Independent prescribing of controlled drugs: the current state of play

Since RCN members began raising issues around the independent prescribing of all controlled drugs (CDs) and also the use of patient group directions (PGDs) to administer CDs by those who are not qualified to prescribe, the RCN Professional Nursing Department has been lobbying the relevant organisations to demonstrate the worth of nurse prescribing.

For some 18 months Mike Hayward, Molly Courtenay and I have been stressing the benefits for patients that would come of allowing further independent prescribing of CDs and using PGDs for administering them in different scenarios.

So what have we achieved?

Currently, qualified extended independent nurse prescribers can independently prescribe certain Schedule 2 CDs only for certain condition such as cardiac pain, trauma, post-operative pain and palliative care. They can also prescribe other Schedule 4 and 5 CDs for other conditions. This must always be only within a nurse’s area of practice and, of course, within their competence.

The Department of Health has acknowledged the problems with restricting certain CDs from nurse prescribers and has publicly recognised nurse prescribing as a great success.

Nurses have rolled out this initiative responsibly and last year in England alone, around 760,000 items of CDs were prescribed by nurses as either independent or supplementary prescribers. The highest number of items included co-codamol (prescribed independently) and methadone (currently prescribed as a supplementary prescriber).

The DH, Home Office and Commission on Human Medicines were all supportive of a public consultation and the results of this consultation have also been extremely favourable to the new developments.

The legal foundation

To allow these changes to take place, two pieces of legislation need to change. The first is the Medicines Act, and the DH has set out their legislation in Parliament to amend the act, allowing nurses to prescribe all CDs.

Second is the Misuse of Drugs Act and we hope the Home Office will lay their legislation in Parliament within the next month or so. Again this needs to be amended to allow nurses to prescribe these extra CDs and for the nurses who use PGDs to be able to use the proposed changes.

Within the next four-to-six weeks we hope to hear the news that we have lobbied long and hard for – that qualified extended independent nurse prescribers will be able to prescribe, within their own competence, all controlled drugs that are currently prescribed by most doctors.

More changes in the pipeline

The other proposed changes to the legislation will affect PGDs and staff who use this method of supplying/administering CDs.

At present nurses and certain other registered health care professionals can only administer diamorphine to a patient with cardiac pain in an A&E or CCU. We hope this will be extended to allow morphine as well as diamorphine – also that the new legislation will remove the stated geographical location of A&E or CCU to allow for other areas such as pre-hospital care, and consider other scenarios where such opiates would benefit patient care, such as for trauma patients.

Will we get critics for these developments?

Of course we will, but we must remember that the changes that have allowed nurse prescribing to open up to the entire British National Formulary (BNF) have not developed overnight. As a profession, it has taken us over 20 years to get this far.

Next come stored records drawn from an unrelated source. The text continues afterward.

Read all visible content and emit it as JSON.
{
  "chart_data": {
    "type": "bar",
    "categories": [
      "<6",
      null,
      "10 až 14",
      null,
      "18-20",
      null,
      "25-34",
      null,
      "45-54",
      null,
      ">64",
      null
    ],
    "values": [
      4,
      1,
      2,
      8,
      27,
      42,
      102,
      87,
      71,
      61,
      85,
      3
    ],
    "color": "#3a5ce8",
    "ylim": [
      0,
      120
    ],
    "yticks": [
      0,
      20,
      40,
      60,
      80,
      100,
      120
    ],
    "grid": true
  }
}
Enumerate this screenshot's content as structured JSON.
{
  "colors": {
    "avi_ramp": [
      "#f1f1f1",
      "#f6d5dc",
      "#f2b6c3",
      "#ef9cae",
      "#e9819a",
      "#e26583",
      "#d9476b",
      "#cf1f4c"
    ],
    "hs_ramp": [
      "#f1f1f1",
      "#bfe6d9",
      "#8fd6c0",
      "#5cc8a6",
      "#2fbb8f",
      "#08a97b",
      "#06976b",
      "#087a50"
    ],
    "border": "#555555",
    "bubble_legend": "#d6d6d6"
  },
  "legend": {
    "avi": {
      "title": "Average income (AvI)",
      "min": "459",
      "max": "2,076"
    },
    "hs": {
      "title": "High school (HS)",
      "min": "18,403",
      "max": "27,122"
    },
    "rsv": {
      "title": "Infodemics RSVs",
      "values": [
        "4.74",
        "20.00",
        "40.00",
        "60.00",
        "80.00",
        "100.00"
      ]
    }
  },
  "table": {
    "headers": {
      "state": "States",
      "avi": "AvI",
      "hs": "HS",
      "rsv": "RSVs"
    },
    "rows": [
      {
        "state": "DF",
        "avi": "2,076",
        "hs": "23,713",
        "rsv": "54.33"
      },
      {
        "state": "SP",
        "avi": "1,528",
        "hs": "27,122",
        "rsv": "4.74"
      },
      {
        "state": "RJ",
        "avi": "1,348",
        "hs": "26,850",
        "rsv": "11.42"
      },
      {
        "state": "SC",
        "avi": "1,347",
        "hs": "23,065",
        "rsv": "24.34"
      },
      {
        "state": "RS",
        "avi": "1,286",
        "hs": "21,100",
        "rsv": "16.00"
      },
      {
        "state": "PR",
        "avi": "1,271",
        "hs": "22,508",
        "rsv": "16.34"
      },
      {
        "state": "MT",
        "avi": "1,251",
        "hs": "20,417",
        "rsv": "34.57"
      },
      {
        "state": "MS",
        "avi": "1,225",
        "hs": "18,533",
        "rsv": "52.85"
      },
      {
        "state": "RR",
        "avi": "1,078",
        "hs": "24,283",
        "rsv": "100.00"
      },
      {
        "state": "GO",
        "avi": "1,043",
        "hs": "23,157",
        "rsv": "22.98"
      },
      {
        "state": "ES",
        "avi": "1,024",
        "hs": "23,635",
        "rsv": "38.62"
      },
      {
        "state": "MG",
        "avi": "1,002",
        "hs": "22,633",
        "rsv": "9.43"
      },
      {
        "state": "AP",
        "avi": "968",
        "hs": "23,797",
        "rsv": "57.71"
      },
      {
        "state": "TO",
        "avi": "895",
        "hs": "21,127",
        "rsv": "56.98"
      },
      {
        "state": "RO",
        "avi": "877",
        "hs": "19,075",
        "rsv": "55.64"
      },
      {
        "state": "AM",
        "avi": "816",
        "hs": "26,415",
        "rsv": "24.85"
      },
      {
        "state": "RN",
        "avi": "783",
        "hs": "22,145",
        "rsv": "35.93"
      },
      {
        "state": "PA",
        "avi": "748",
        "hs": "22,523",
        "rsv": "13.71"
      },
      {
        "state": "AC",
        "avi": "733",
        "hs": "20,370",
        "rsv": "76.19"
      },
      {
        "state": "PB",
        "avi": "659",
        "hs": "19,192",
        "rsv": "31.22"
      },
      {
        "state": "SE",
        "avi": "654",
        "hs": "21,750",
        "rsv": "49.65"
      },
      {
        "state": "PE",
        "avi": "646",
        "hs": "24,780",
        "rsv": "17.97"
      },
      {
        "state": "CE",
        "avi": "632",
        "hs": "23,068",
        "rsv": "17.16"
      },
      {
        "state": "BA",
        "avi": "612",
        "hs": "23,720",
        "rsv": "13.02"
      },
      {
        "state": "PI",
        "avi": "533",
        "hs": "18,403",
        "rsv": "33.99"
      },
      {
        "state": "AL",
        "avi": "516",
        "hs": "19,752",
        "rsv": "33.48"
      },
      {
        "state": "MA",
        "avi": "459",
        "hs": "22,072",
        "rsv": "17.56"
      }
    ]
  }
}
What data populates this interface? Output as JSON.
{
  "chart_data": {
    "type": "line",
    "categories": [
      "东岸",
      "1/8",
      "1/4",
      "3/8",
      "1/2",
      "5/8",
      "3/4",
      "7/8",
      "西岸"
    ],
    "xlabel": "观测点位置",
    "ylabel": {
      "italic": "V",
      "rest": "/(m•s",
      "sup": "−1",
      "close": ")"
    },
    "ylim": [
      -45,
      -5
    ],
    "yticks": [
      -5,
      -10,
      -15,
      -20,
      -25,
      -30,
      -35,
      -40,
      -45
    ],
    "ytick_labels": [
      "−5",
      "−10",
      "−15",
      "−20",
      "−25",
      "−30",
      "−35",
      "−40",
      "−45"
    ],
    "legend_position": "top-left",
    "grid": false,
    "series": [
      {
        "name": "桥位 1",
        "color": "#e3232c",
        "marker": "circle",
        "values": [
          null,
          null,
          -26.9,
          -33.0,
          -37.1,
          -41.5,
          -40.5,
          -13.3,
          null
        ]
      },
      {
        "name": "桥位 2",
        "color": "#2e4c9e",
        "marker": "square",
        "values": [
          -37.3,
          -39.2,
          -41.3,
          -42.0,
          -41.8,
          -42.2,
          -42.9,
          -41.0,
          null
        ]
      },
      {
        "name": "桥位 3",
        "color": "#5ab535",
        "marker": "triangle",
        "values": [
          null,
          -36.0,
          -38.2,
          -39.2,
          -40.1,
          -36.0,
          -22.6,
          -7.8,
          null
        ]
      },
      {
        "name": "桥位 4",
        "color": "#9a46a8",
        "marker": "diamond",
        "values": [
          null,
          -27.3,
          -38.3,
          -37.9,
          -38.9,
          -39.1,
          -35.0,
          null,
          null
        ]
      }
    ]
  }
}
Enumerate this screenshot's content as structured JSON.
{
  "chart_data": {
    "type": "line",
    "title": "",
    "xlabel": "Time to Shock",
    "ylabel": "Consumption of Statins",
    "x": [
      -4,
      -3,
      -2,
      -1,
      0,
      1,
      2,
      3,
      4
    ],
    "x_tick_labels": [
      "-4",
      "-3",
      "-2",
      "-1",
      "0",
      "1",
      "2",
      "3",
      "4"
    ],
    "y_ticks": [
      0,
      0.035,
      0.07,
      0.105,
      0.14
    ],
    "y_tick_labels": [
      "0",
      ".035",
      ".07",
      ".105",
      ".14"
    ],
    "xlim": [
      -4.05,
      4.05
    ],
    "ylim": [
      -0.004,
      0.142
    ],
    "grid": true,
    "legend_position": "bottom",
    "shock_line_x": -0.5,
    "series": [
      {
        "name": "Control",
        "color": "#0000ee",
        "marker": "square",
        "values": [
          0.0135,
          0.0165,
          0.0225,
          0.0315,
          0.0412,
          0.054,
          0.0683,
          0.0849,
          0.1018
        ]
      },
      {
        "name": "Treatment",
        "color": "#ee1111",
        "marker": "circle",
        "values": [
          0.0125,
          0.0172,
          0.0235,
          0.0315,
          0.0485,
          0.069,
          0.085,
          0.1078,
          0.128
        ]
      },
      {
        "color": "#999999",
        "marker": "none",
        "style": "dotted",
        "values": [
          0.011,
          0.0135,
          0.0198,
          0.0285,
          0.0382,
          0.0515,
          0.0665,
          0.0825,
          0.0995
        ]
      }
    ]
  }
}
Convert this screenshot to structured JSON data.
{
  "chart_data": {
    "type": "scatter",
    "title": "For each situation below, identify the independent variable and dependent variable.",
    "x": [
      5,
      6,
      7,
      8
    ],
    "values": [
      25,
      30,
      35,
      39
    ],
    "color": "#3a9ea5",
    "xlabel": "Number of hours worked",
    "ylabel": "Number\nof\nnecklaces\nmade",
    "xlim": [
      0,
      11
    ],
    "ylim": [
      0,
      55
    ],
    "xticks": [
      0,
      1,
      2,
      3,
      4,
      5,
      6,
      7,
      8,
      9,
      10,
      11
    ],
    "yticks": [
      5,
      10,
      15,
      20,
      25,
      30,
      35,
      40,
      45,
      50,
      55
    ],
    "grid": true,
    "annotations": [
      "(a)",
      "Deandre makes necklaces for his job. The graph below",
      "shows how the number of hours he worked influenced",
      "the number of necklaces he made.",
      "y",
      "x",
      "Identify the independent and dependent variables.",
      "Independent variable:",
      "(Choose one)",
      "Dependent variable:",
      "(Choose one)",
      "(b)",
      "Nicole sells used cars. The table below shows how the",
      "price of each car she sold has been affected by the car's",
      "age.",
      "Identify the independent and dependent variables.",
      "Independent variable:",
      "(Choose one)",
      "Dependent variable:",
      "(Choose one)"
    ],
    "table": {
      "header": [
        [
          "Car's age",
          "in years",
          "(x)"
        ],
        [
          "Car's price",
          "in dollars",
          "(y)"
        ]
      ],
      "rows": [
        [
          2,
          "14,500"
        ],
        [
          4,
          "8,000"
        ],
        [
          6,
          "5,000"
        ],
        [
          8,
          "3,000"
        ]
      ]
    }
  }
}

We have trained around 55,000 nurse prescribers, some 13,000 of them as independent and supplementary prescribers. Around 90 per cent of prescribers have been qualified for over 15 years.

Independent and supplementary prescribers nearly all have first degrees, masters or PhDs, alongside their own specialist qualifications within their speciality.

Nurse prescribing has been very well evaluated, with a positive response from most clinicians, nurses and patients.

And doctors do support us

For the minority of medical staff who have opposed nurse prescribing, we can always remind ourselves that over 13,000 nurses who have qualified with the independent/supplementary prescribing qualification have all been supported and passed by a medical mentor. The course itself is rigorous and the standards from the NMC are among the most demanding of any profession.

We too believe that patient safety is of the utmost importance.

And finally, for people who are just concerned about nurses prescribing CDs, we can of course demonstrate that we are already prescribing them safely - we are just changing the mechanism to improve on patient care.